Segundo ele, uma agência funerária do Ceará, que é sua cliente, especializou-se em caixões de times. O empresário revela que no Nordeste, em geral, caixões com imagens temáticas vendem bem. Há caixões estampados com figuras de santos, mas também com desenhos do Homem-Aranha, do Ben 10 e das Meninas Super Poderosas.

Desde 2013, José Roberto fabrica o "caixão da diversidade", uma urna com a bandeira LGBT para atender especificamente esse público. "Nosso mercado é bem conservador, mas também precisa de suas doses de inovação. Às vezes, a pessoa quer ser lembrada por aquilo em que acredita e, com a homossexualidade cada vez mais aceita pela sociedade, é interessante oferecer a opção de uma última homenagem personalizada", explica enquanto distribui suvenires da fábrica, um porta-canetas e um abridor de latas, em formato de caixão.

"Caixões que aparecem na televisão também saem daqui.

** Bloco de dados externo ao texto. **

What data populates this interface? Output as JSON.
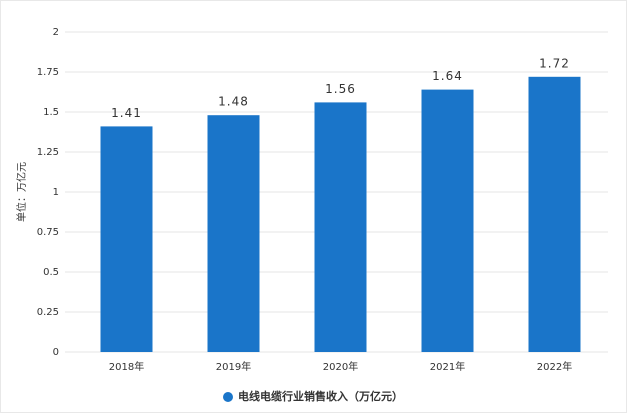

Foram usados na cenografia de Vamp, Rei do Gado, Caminho das Índias, entre outras. Não faz muito tempo a Globo ligou aqui pedindo três", conta o empresário, que se orgulha de saber que um caixão seu, um modelo de luxo de dez lados, hoje serve de repouso para o escritor Jorge Amado, falecido em 2001.

De acordo com Claudio Fernandes, de 57 anos, proprietário da única agência funerária em operação em Cabrália Paulista, a proximidade com as fábricas torna o produto até 10% mais barato na compra, e velórios saem em ritmo acelerado, até duas horas depois do óbito. Embora a cidade exporte caixões para todo o país, a demanda é de apenas 30 por ano. "Uma das peculiaridades é que nos enterros, o caixão invariavelmente vira um assunto. As pessoas comentam porque trabalham ou trabalharam com eles. Sempre ouço coisas do tipo 'esse foi feito lá na fábrica de fulano'. Vira assunto na cidade por dias depois do enterro", conta.